Comment 2 for bug 1797990

Revision history for this message
Guilherme G. Piccoli (gpiccoli) wrote :

One problem faced during this approach was that the early-quirks code in x86 performs a recursive search in the PCI bus descending from the "first" bus 0000:00, and walking through all secondary busses by jumping between bridges. For historical perspective about this code's evolution, see [0].
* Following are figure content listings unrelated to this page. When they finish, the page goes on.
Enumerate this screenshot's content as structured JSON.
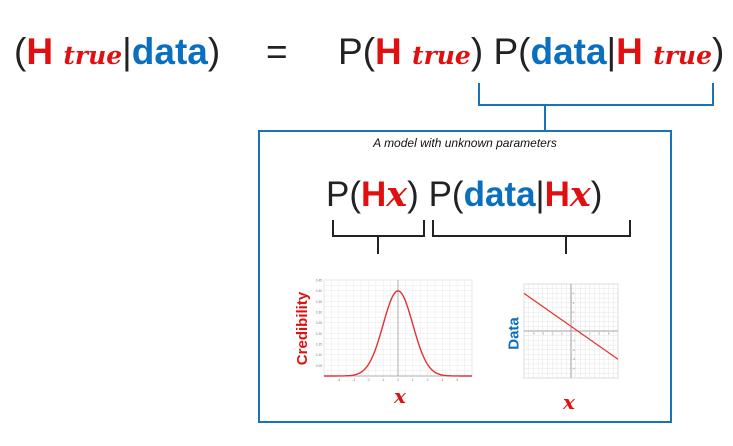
{
  "equation": {
    "open_paren": "(",
    "h_letter": "H",
    "true_sub": "true",
    "bar": "|",
    "data_word": "data",
    "close_paren": ")",
    "equals": "=",
    "p_letter": "P"
  },
  "model_box": {
    "caption": "A model with unknown parameters",
    "x_symbol": "x"
  },
  "chart_left": {
    "ylabel": "Credibility",
    "xlabel": "x"
  },
  "chart_right": {
    "ylabel": "Data",
    "xlabel": "x"
  },
  "chart_data": [
    {
      "type": "line",
      "title": "",
      "xlabel": "x",
      "ylabel": "Credibility",
      "xlim": [
        -5,
        5
      ],
      "ylim": [
        0,
        0.45
      ],
      "series": [
        {
          "x": [
            -5,
            -4,
            -3,
            -2.5,
            -2,
            -1.5,
            -1,
            -0.5,
            0,
            0.5,
            1,
            1.5,
            2,
            2.5,
            3,
            4,
            5
          ],
          "values": [
            0.0,
            0.0001,
            0.0044,
            0.0175,
            0.054,
            0.1295,
            0.242,
            0.352,
            0.399,
            0.352,
            0.242,
            0.1295,
            0.054,
            0.0175,
            0.0044,
            0.0001,
            0.0
          ],
          "color": "#e53030"
        }
      ],
      "grid": true
    },
    {
      "type": "line",
      "title": "",
      "xlabel": "x",
      "ylabel": "Data",
      "xlim": [
        -5,
        5
      ],
      "ylim": [
        -5,
        5
      ],
      "series": [
        {
          "x": [
            -5,
            5
          ],
          "values": [
            4,
            -3
          ],
          "color": "#e53030"
        }
      ],
      "grid": true
    }
  ]
}
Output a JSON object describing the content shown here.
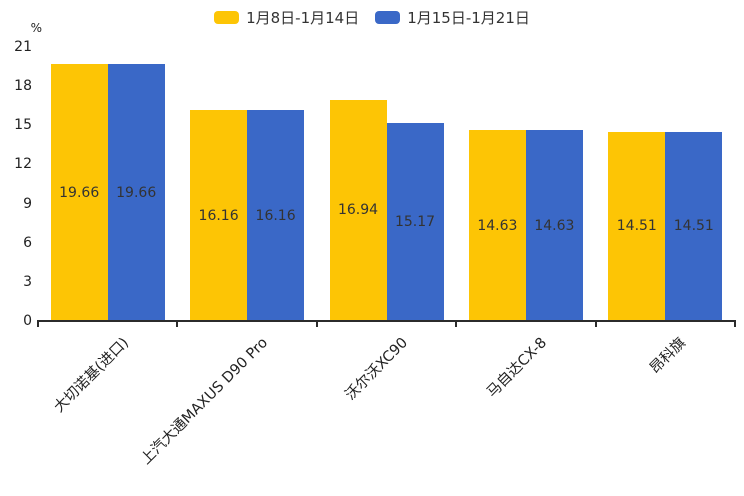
{
  "chart_data": {
    "type": "bar",
    "title": "",
    "unit": "%",
    "categories": [
      "大切诺基(进口)",
      "上汽大通MAXUS D90 Pro",
      "沃尔沃XC90",
      "马自达CX-8",
      "昂科旗"
    ],
    "series": [
      {
        "name": "1月8日-1月14日",
        "color": "#fdc505",
        "values": [
          19.66,
          16.16,
          16.94,
          14.63,
          14.51
        ]
      },
      {
        "name": "1月15日-1月21日",
        "color": "#3a68c7",
        "values": [
          19.66,
          16.16,
          15.17,
          14.63,
          14.51
        ]
      }
    ],
    "ylim": [
      0,
      21
    ],
    "y_ticks": [
      0,
      3,
      6,
      9,
      12,
      15,
      18,
      21
    ],
    "legend_position": "top",
    "grid": false,
    "value_labels_inside_bars": true,
    "axis_color": "#2b2b2b",
    "text_color": "#222222",
    "value_label_color": "#333333"
  }
}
This is not enough in multi-processor systems, which may have multiple PCIe root complexes, exposing many root ports and so describing multiple hierarchy domains. The PCIe spec even doesn't guarantee those hierarchies are capable of communicating; from PCIe spec 3.0, section 1.3.1: "[...] The capability to route peer-to-peer transactions between hierarchy domains through a Root
Complex is optional and implementation dependent. For example, an implementation may
incorporate a real or virtual Switch internally within the Root Complex to enable full peer-to-
peer support in a software transparent way."
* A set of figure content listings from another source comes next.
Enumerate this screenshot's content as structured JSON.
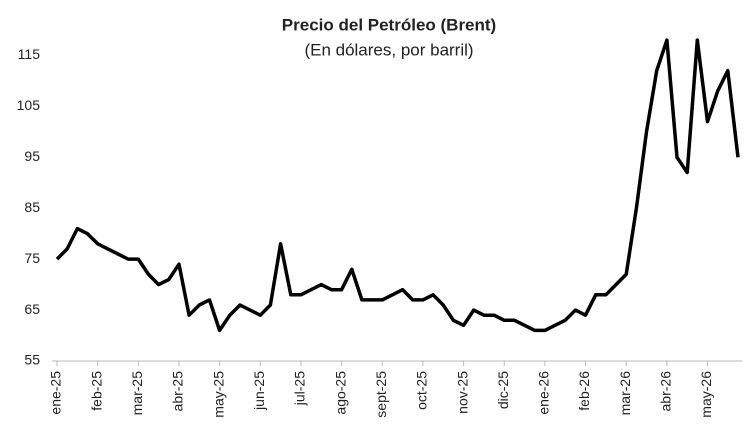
{
  "chart_data": {
    "type": "line",
    "title": "Precio del Petróleo (Brent)",
    "subtitle": "(En dólares, por barril)",
    "categories": [
      "ene-25",
      null,
      null,
      null,
      "feb-25",
      null,
      null,
      null,
      "mar-25",
      null,
      null,
      null,
      "abr-25",
      null,
      null,
      null,
      "may-25",
      null,
      null,
      null,
      "jun-25",
      null,
      null,
      null,
      "jul-25",
      null,
      null,
      null,
      "ago-25",
      null,
      null,
      null,
      "sept-25",
      null,
      null,
      null,
      "oct-25",
      null,
      null,
      null,
      "nov-25",
      null,
      null,
      null,
      "dic-25",
      null,
      null,
      null,
      "ene-26",
      null,
      null,
      null,
      "feb-26",
      null,
      null,
      null,
      "mar-26",
      null,
      null,
      null,
      "abr-26",
      null,
      null,
      null,
      "may-26",
      null,
      null,
      null
    ],
    "series": [
      {
        "name": "Brent",
        "color": "#000000",
        "values": [
          75,
          77,
          81,
          80,
          78,
          77,
          76,
          75,
          75,
          72,
          70,
          71,
          74,
          64,
          66,
          67,
          61,
          64,
          66,
          65,
          64,
          66,
          78,
          68,
          68,
          69,
          70,
          69,
          69,
          73,
          67,
          67,
          67,
          68,
          69,
          67,
          67,
          68,
          66,
          63,
          62,
          65,
          64,
          64,
          63,
          63,
          62,
          61,
          61,
          62,
          63,
          65,
          64,
          68,
          68,
          70,
          72,
          85,
          100,
          112,
          118,
          95,
          92,
          118,
          102,
          108,
          112,
          95
        ]
      }
    ],
    "ylim": [
      55,
      119
    ],
    "yticks": [
      55,
      65,
      75,
      85,
      95,
      105,
      115
    ]
  }
}
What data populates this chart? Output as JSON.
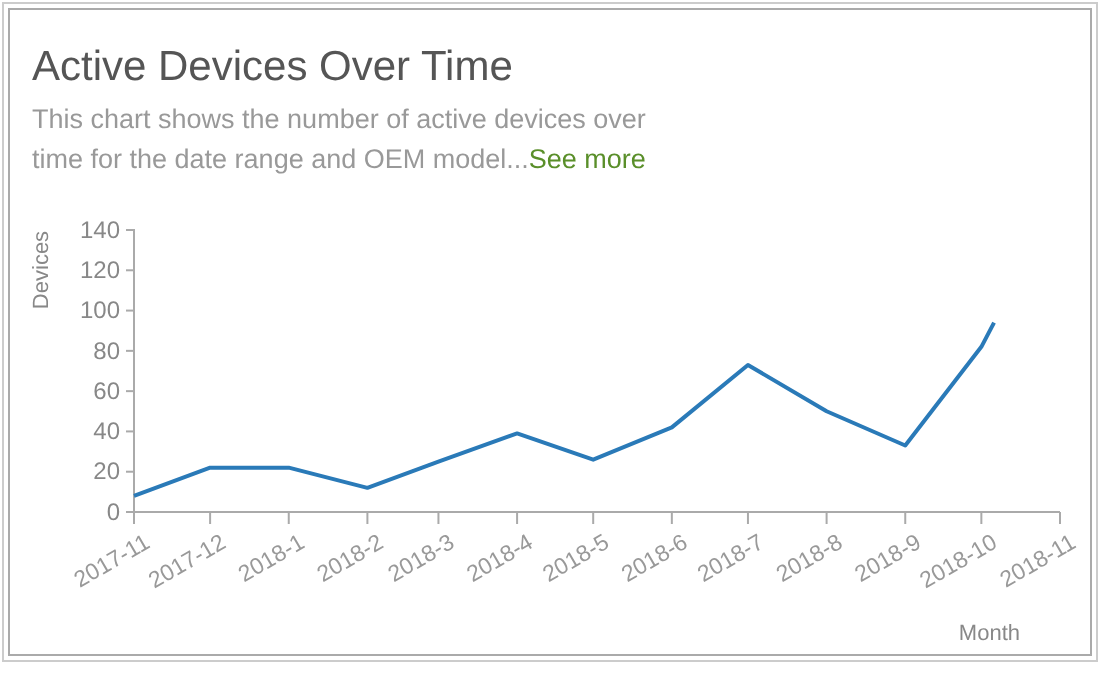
{
  "chart_data": {
    "type": "line",
    "title": "Active Devices Over Time",
    "subtitle": "This chart shows the number of active devices over time for the date range and OEM model...",
    "annotations": [
      "See more"
    ],
    "xlabel": "Month",
    "ylabel": "Devices",
    "x": [
      "2017-11-01",
      "2017-12-01",
      "2018-01-01",
      "2018-02-01",
      "2018-03-01",
      "2018-04-01",
      "2018-05-01",
      "2018-06-01",
      "2018-07-01",
      "2018-08-01",
      "2018-09-01",
      "2018-10-01",
      "2018-10-06"
    ],
    "series": [
      {
        "color": "#2a7ab8",
        "values": [
          8,
          22,
          22,
          12,
          25,
          39,
          26,
          42,
          73,
          50,
          33,
          82,
          94
        ]
      }
    ],
    "xlim": [
      "2017-11-01",
      "2018-11-01"
    ],
    "xticks": [
      {
        "value": "2017-11-01",
        "label": "2017-11"
      },
      {
        "value": "2017-12-01",
        "label": "2017-12"
      },
      {
        "value": "2018-01-01",
        "label": "2018-1"
      },
      {
        "value": "2018-02-01",
        "label": "2018-2"
      },
      {
        "value": "2018-03-01",
        "label": "2018-3"
      },
      {
        "value": "2018-04-01",
        "label": "2018-4"
      },
      {
        "value": "2018-05-01",
        "label": "2018-5"
      },
      {
        "value": "2018-06-01",
        "label": "2018-6"
      },
      {
        "value": "2018-07-01",
        "label": "2018-7"
      },
      {
        "value": "2018-08-01",
        "label": "2018-8"
      },
      {
        "value": "2018-09-01",
        "label": "2018-9"
      },
      {
        "value": "2018-10-01",
        "label": "2018-10"
      },
      {
        "value": "2018-11-01",
        "label": "2018-11"
      }
    ],
    "ylim": [
      0,
      140
    ],
    "yticks": [
      0,
      20,
      40,
      60,
      80,
      100,
      120,
      140
    ],
    "grid": false,
    "marker": "none",
    "line_style": "solid"
  }
}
Usually we don't see PCI devices unable to communicate to each other if they are under different host bridges (aka root complexes in PCIe terminology). But from a software perspective, what Linux sees are multiple PCI devices organized in a tree way. The naive recursion from check_dev_quirk() in arch/x86 can't reach all root complexes starting always from bus 0000:00.

To exemplify how this tree would look like with a single or with multi root bridges, we'll attach outputs of "lspci -t" for 2 system next.
That said, we needed to change the bus scanning process to be comprehensive and walk through all buses. Good references for multi-root-complex PCIe BIOS probe (like its numbering rationale), [1] and [2].

[0] The early PCI scan dates back to BitKeeper, added by Andi Kleen's "[PATCH] APIC fixes for x86-64", on October/2003. It initially restricted the search to the first 32 busses and slots. Due to a potential bug found in Nvidia chipsets, the scan was changed to run only in the first root bus: see commit 8659c406ade3 ("x86: only scan the root bus in early PCI quirks").
Finally, secondary busses reachable from the first bus were re-added back by: commit 850c321027c2 ("x86/quirks: Reintroduce scanning of secondary buses").

[1] https://codywu2010.wordpress.com/2015/11/29/how-modern-multi-processor-multi-root-complex-system-assigns-pci-bus-number/

[2] PCI Firmware Specification and the ACPI spec.